In webinar slides explaining its new priorities, the CLC promised to draw on the expertise of the Construction Industry Council’s (CIC) Green Construction Board to “drive action” around achieving net zero.
Minimising whole life carbon impacts of projects, in particular by looking at steel and cement use in buildings, was one of the pillars of the Green Construction Board’s ‘Construct Zero’ nine priorities.
Rolling out the acceleration of zero emission vehicles at contractors is another focus which the CLC is adopting under its new three-year focus.
The CLC also said it will look to play a role in helping the sector improve building safety by supporting the delivery of the ‘Golden Thread’, which was introduced as part of the Building Safety Act earlier this year.

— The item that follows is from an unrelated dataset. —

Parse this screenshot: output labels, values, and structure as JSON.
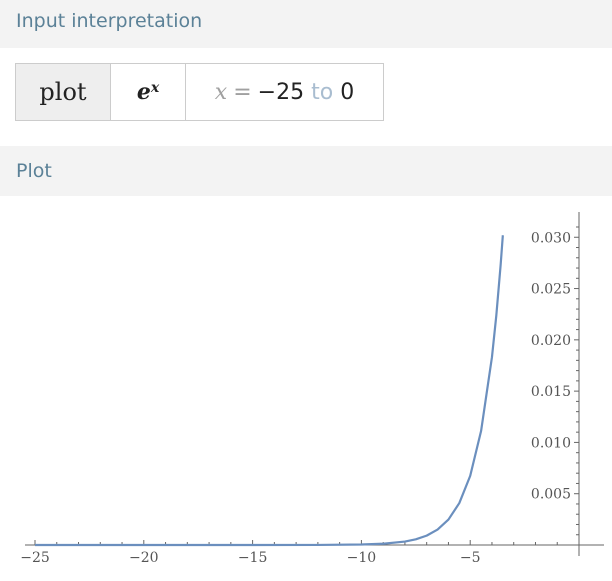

The ‘Golden Thread’ supports the collection of key information to help workers understand how to keep buildings safe via an information management system to ensure the information is accurate, easily understandable, accessible to those who need it, and up to date.

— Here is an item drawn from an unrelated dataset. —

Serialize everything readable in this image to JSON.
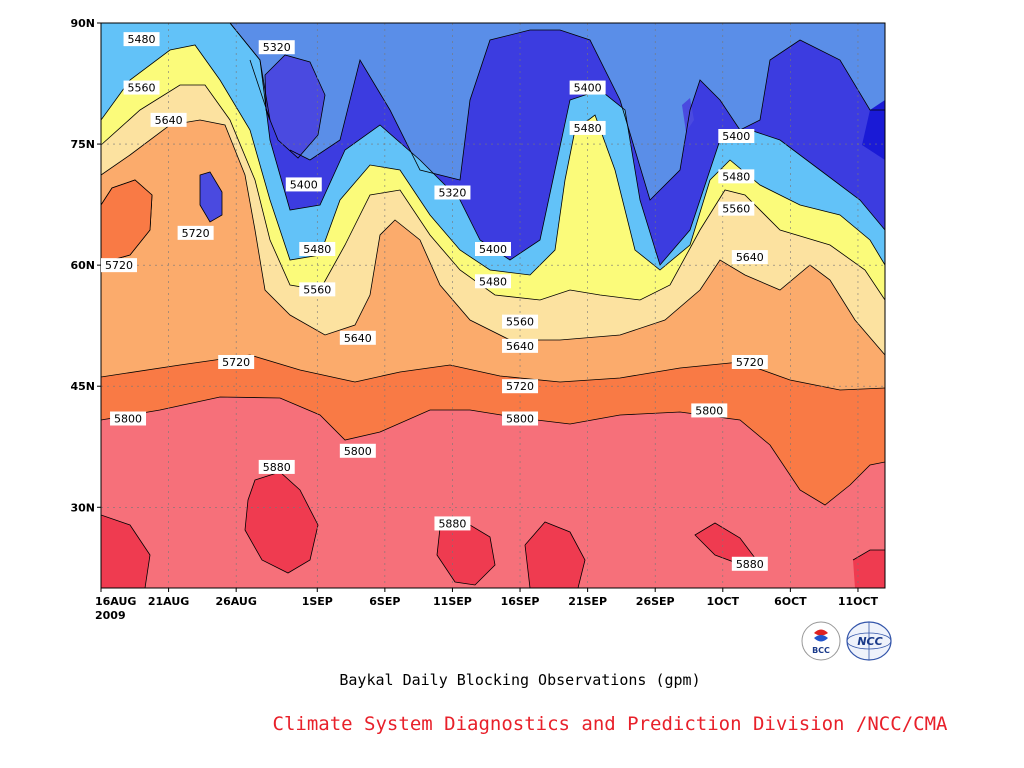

Speaking to Construction News about this priority, CLC co-chair Mark Reynolds said: “Building safety is a real issue for the industry. We have got to champion that for the industry [and to ensure] high quality developments.
“It’s going to be a bumpy journey over the next few years, [but] we need to help industry navigate through that. It is easy to say, ‘follow the building regs’. [However], it’s hard for the industry to follow what that means.”
Reynolds also highlighted the CLC’s need to improve training for the industry and said it would “hold ourselves to account” on this point.
“Skills is really about making sure we have the ability and capacity to deliver the economic growth. You wouldn’t ask an athlete to go and perform if they didn’t train,” he said.
Reynolds said the CLC will move competency from its building safety strand of work and put it under the skills umbrella in order to reflect the importance of that agenda.
He also said that the new strategy contains less emphasis on exports and trade than previously.
“That was a key pillar in the 2013 CLC strategy,” he said. “We didn’t really push it during Andy’s tenure, and this time we have agreed to take the out of our agenda. The Department for International Trade is doing a good job on that, we don’t need to duplicate it.”
Along with its four priorities, the CLC recognised “more immediate challenges” faced by the sector and pledged to address these areas. They include mitigating impacts of inflation and business sustainability and insolvency issues.
The CLC will appoint a new board to provide strategic direction to the council and ensure the CLC, government and industry are set up for delivery.
It also announced plans to recruit “industry sponsors and young ambassadors” to sit within its new structure, who will enable the group to increase its engagement with senior business leaders across the sector.